There are many different kinds of love, the greeks had five different words for love that meant different things.  Then there are love languages, are people loving the right way and blah blah blah.  THe saddest thing is that there are a great number of people out there that are so out of touch with love that they don't even understand what the word means, they say that 'you can't define it', that 'no one can really know what love is.'  There is a real reason why some people don't know anything about love, they have been loved in some sense of the word but never been genuinely loved, truly and unconditionally.

Most of us probably did not get the love that we needed from our parents because people cannot give what they don't have.  Our parents probably did not receive the kind of love that they needed as children, and so on.
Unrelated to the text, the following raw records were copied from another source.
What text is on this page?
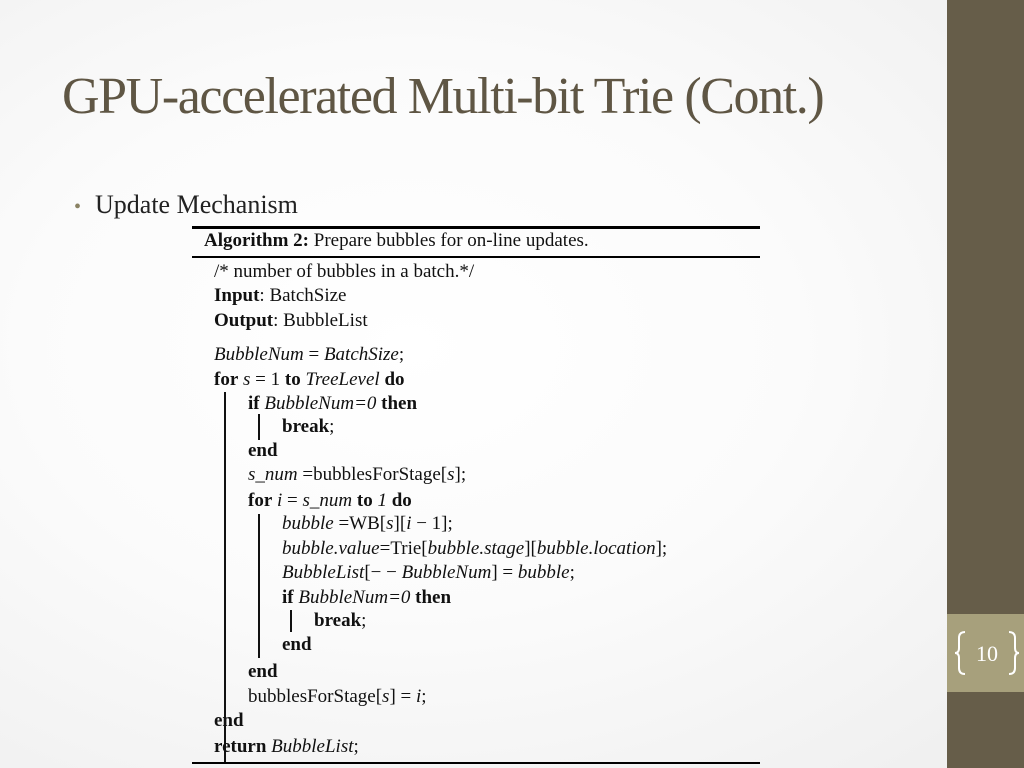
10
GPU-accelerated Multi-bit Trie (Cont.)
• Update Mechanism
Algorithm 2: Prepare bubbles for on-line updates.
/* number of bubbles in a batch.*/
Input: BatchSize
Output: BubbleList
BubbleNum = BatchSize;
for s = 1 to TreeLevel do
if BubbleNum=0 then
break;
end
s_num =bubblesForStage[s];
for i = s_num to 1 do
bubble =WB[s][i − 1];
bubble.value=Trie[bubble.stage][bubble.location];
BubbleList[− − BubbleNum] = bubble;
if BubbleNum=0 then
break;
end
end
bubblesForStage[s] = i;
end
return BubbleList;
I wouldn't say that I had a crappy childhood, but do know that I didn't get what I needed.
I'm not going to judge my folks about it, they just didn't have it to give.  They did the best they could.  But, I think that for my whole life I've been depressed.  Most people from the old neighborhood would probably have described me as a hyper-spaz clown, but those behaviors were just my way of sedating and controlling... boredom... the empty, meaningless monotony of life.  Now, when I was a kid I would have never been able to articulate that.  I wasn't aware of it because I didn't know that there was any other way to be, I couldn't see inside people's heads to know how other people experience emotional health.  

One of the things that I look forward to each day is coming home to see my daughter.  I like just watching her play and walk around and spout irrational statements.  I don't think that I got that from my dad.  My mom told me that he never changed my diaper.  That makes me sad.  

It is hard for me to think about a father not having that kind of expressed affection for their own child.  Ravi Zacharias said that for some people despair is a moment and that for other people despair is a way of life with moments of emotional peace.  I wonder if my father was depressed.  

This morning I had a really hard time.  I was trying to get my girl ready for school and I was just empty.  I had no love to give.  I tagged out with my wife and went out on my deck and drank coffee.  I know that there is depression on my mother's side of the family, but my dad is from west Texas, they don't need shrinks.  

Well, that's about it so far.  I'm grieving unresolved emotions from my childhood.  I'm getting the splinter out and it gets uglier before it gets better.